Best known for his surrealistic paintings, Salvador Dali is a Spanish artist who discovers an interest in art at a young age. With archival video and voiceovers of Dali, his sister Anna Maria, Dali’s father, and others, filmmaker David Pujol recreates Dali’s life from his birth in 1904 until his death in 1989.
Pujol is assisted by narrators Montse Aguer, Director of the Salvador Dali Museums, and Jordi Artigas, Coordinator of the Salvador Dali Houses Museums. Many of Dali’s famous works are shown in this expansive three-part film.
At the turn of the 20th century, Salvador Dali is born into an art world largely emphasizing impressionism and other art forms like cubism. Born in 1904 in Figueres, Spain, a well-off city near the Italian border, Dali is given his deceased brother’s name who died three years earlier from meningitis. Dali describes how this “other Salvador” greatly affected his childhood.
Dali becomes fascinated with art and begins drawing and painting at the age of six after his father gives him a collection of art books. By age fourteen, he has his first public exhibition in Figueres. The landscapes surrounding the Dali family’s summer home in Cadaques on the Mediterranean have featured in Dali’s early work as well as portraits of his sister Anna Maria. When his mother becomes ill and dies in 1921, Dali buries himself in work and completes 40 pictures.

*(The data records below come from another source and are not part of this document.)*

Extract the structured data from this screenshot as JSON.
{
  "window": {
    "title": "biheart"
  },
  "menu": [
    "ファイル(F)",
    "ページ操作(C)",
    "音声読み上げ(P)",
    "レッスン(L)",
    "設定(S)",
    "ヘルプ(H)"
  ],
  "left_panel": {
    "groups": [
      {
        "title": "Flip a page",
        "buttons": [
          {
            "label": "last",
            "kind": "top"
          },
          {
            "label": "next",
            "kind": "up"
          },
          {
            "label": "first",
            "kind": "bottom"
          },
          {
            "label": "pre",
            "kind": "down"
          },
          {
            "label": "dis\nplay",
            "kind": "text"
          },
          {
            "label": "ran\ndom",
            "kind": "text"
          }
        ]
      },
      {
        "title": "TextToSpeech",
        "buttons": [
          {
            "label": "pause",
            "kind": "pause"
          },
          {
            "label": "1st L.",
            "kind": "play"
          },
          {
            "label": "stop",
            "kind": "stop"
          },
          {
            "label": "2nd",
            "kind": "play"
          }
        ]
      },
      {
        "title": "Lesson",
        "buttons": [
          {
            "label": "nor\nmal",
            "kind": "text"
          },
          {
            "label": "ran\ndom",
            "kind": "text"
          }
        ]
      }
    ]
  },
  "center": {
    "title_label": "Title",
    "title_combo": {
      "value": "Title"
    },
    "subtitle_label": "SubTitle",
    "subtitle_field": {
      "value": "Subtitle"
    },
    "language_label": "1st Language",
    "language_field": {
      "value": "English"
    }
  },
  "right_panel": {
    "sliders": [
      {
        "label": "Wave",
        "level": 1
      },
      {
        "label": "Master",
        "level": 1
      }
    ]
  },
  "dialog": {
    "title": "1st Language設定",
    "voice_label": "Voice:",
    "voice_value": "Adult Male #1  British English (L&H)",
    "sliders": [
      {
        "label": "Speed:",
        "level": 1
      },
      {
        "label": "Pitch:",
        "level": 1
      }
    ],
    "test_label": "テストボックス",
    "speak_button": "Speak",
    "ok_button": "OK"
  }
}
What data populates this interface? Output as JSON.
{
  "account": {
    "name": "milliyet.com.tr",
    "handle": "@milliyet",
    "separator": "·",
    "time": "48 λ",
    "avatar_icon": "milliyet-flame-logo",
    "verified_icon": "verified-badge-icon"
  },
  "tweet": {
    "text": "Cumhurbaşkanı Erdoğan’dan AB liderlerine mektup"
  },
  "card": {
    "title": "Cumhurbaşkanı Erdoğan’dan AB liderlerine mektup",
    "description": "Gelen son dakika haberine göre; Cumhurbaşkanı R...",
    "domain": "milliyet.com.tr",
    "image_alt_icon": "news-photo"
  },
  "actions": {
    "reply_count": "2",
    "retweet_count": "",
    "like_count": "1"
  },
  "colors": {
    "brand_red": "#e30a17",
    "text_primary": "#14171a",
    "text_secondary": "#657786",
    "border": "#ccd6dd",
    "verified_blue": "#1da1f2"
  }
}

In 1922 Dali is admitted into the San Fernando Academy of Fine Arts in Madrid and is accepted by a group of young men who are aspiring intellectuals, artists, poets, and filmmakers. Here Dali paints his first cubist artwork and later travels to Paris to visit Picasso. After quitting the academy, Dali returns to Figueres and prepares works to take to Paris where he switches his artistic interests to Surrealism, "where the unconscious mind shows what’s hidden by the conscious mind”.
Disappointed at not meeting a lady there, Dali returns to Cadaques and obtains his first small home: a fisherman’s hut in a bay called Portlligat. With the Mediterranean Sea, olive trees, and arid rocky land, Dali remarks: “my painting can’t be understood without getting to know Portlligat”.
Dali begins to find his own style and meets his future partner and wife Gala. Dali improves his studio as he expands the house with more sections and travels between New York, Paris, and Portlligat. When the Spanish Civil War breaks out, Dali and Gala flee to Europe and then stay in the United States until World War II ends.
In his later years, Dali becomes interested in myths, abstract art, pop art, and installations. Dali renovates a castle home for Gala and helps design his Theater Museum in Figueres. Taking a special effort to portray and explain Dali and his art, this film is recommended. Aud: H, C, P.